College Board’s “Solution” to 2020 AP Exams
While they may be considered optional, AP courses and tests are as good as a requirement for admission to prestigious universities. Admissions officers look for students that have challenged themselves by taking honors and AP classes and have a course load with “academic rigor.” AP exams can also give students a leg-up even before starting college because they can count for college credit or help the student get into higher-level classes.
This year's AP exams only serve to emphasize the College Board's predatory business. Students who paid almost a hundred dollars for a two to three-hour exam are now expected to take a 45-minute long exam online at home, with world language exams lasting only 15-22 minutes. These exams have as few as two questions and utterly fail to test the student's comprehension of the subject accurately. If one of these questions happens to be in an area that a student struggles in, they will receive a poor score for an entire year's worth of learning, based on a two-question exam.
To prevent cheating, exams are now offered at the same time, same day, worldwide. This change affects mainly international students, who, in addition to paying more for the exam, must now wake up at absurd hours of the night to take the tests. Students in India took the AP exam at 1:30 a.m. In Thailand, the test was given at 3 a.m., while in China, students woke up at 4 in the morning to take it.

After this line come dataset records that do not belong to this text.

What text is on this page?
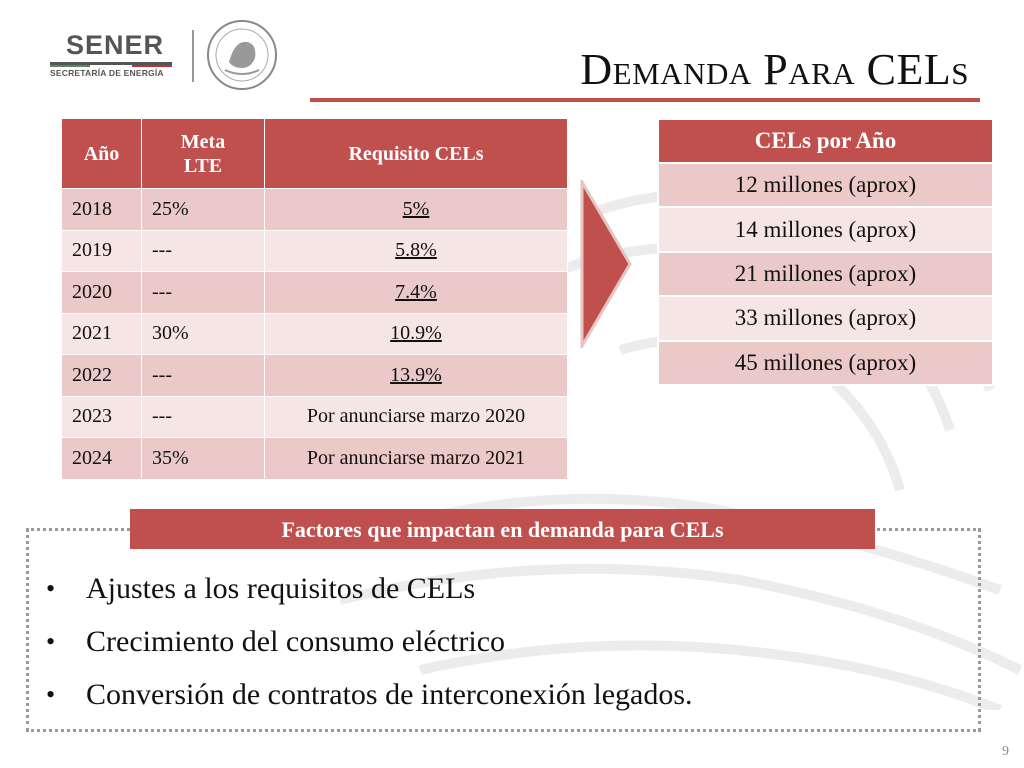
SENER
SECRETARÍA DE ENERGÍA	Demanda Para CELs
Año	Meta LTE	Requisito CELs
2018	25%	5%
2019	---	5.8%
2020	---	7.4%
2021	30%	10.9%
2022	---	13.9%
2023	---	Por anunciarse marzo 2020
2024	35%	Por anunciarse marzo 2021
CELs por Año
12 millones (aprox)
14 millones (aprox)
21 millones (aprox)
33 millones (aprox)
45 millones (aprox)
Factores que impactan en demanda para CELs
•	Ajustes a los requisitos de CELs
•	Crecimiento del consumo eléctrico
•	Conversión de contratos de interconexión legados.
9
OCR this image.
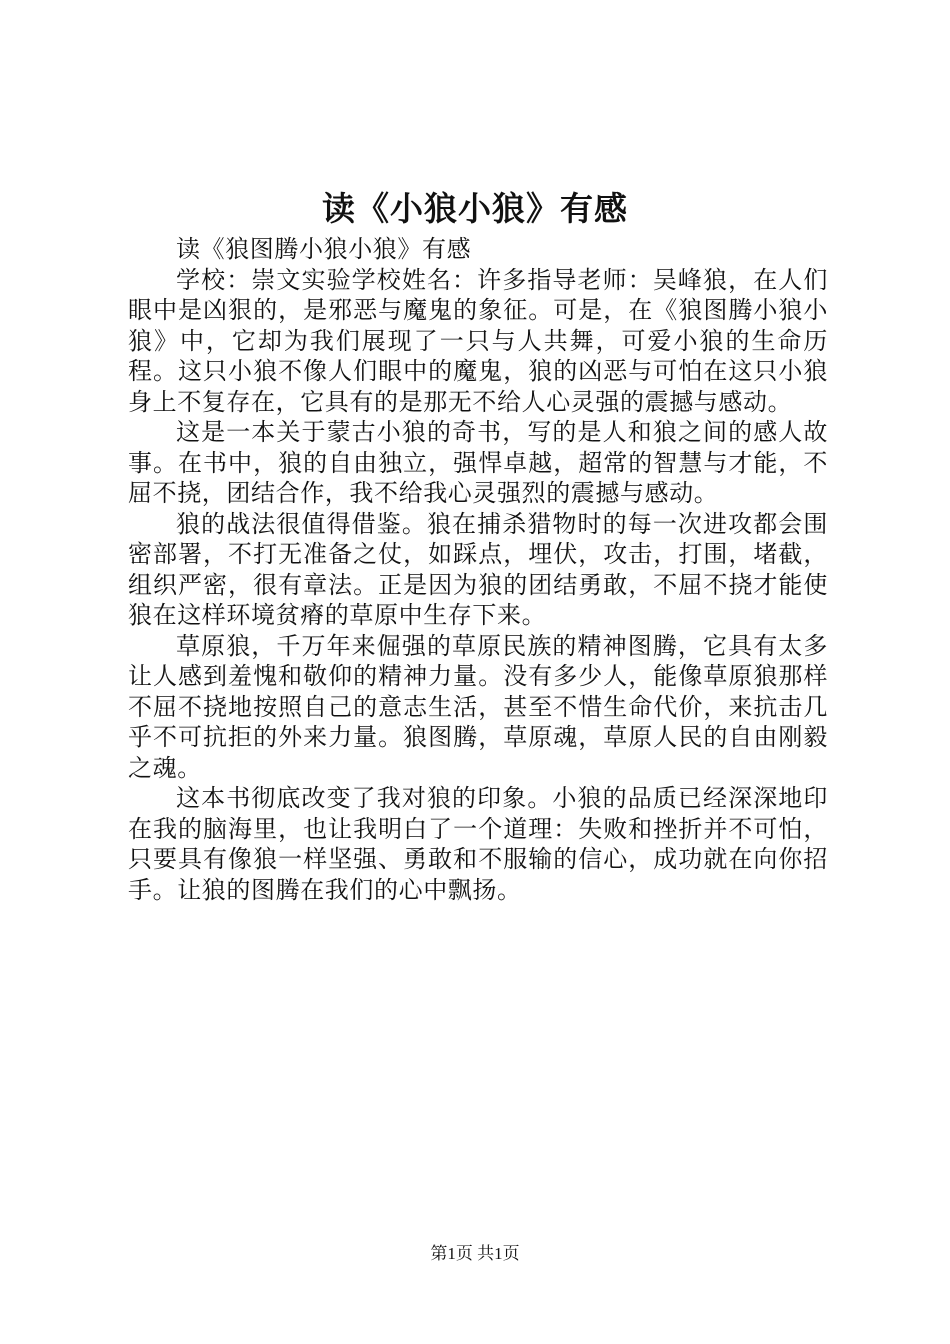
读《小狼小狼》有感

读《狼图腾小狼小狼》有感

学校：崇文实验学校姓名：许多指导老师：吴峰狼，在人们眼中是凶狠的，是邪恶与魔鬼的象征。可是，在《狼图腾小狼小狼》中，它却为我们展现了一只与人共舞，可爱小狼的生命历程。这只小狼不像人们眼中的魔鬼，狼的凶恶与可怕在这只小狼身上不复存在，它具有的是那无不给人心灵强的震撼与感动。

这是一本关于蒙古小狼的奇书，写的是人和狼之间的感人故事。在书中，狼的自由独立，强悍卓越，超常的智慧与才能，不屈不挠，团结合作，我不给我心灵强烈的震撼与感动。

狼的战法很值得借鉴。狼在捕杀猎物时的每一次进攻都会围密部署，不打无准备之仗，如踩点，埋伏，攻击，打围，堵截，组织严密，很有章法。正是因为狼的团结勇敢，不屈不挠才能使狼在这样环境贫瘠的草原中生存下来。

草原狼，千万年来倔强的草原民族的精神图腾，它具有太多让人感到羞愧和敬仰的精神力量。没有多少人，能像草原狼那样不屈不挠地按照自己的意志生活，甚至不惜生命代价，来抗击几乎不可抗拒的外来力量。狼图腾，草原魂，草原人民的自由刚毅之魂。

这本书彻底改变了我对狼的印象。小狼的品质已经深深地印在我的脑海里，也让我明白了一个道理：失败和挫折并不可怕，只要具有像狼一样坚强、勇敢和不服输的信心，成功就在向你招手。让狼的图腾在我们的心中飘扬。

第1页 共1页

The 2020 AP exams have even come with server and submission issues. Students cannot submit their work because thousands of other students are also submitting their work in the same five-minute time frame allotted by the College Board. Bob Schaeffer, who leads the National Center for Fair and Open Testing, notes, "The notion that the College Board could immediately take a test administered to millions of kids on pencil and paper [and put it] online flawlessly is incredibly arrogant and unrealistic."
When College Board servers go down or their submission portal fails to work, students are expected to retake a similar exam in June to compensate for College Board's mistakes. The College Board has done virtually nothing to fix the technical issues and seems to believe that tweeting is the best way to resolve these problems. For a "not-for-profit" company that gained over a billion dollars in revenue last year, where has that money gone?
The College Board's poor excuses and actions regarding the 2020 AP exams leave students with nothing but pressing questions about their exams and their college futures. Regardless, it is important to keep in mind that colleges and universities understand that the 2020 AP exams have been designed in a way that does not fully demonstrate a student’s knowledge and potential.
I wish you the best of luck on your AP exams and hope that you’re happy with your scores when they come out in July!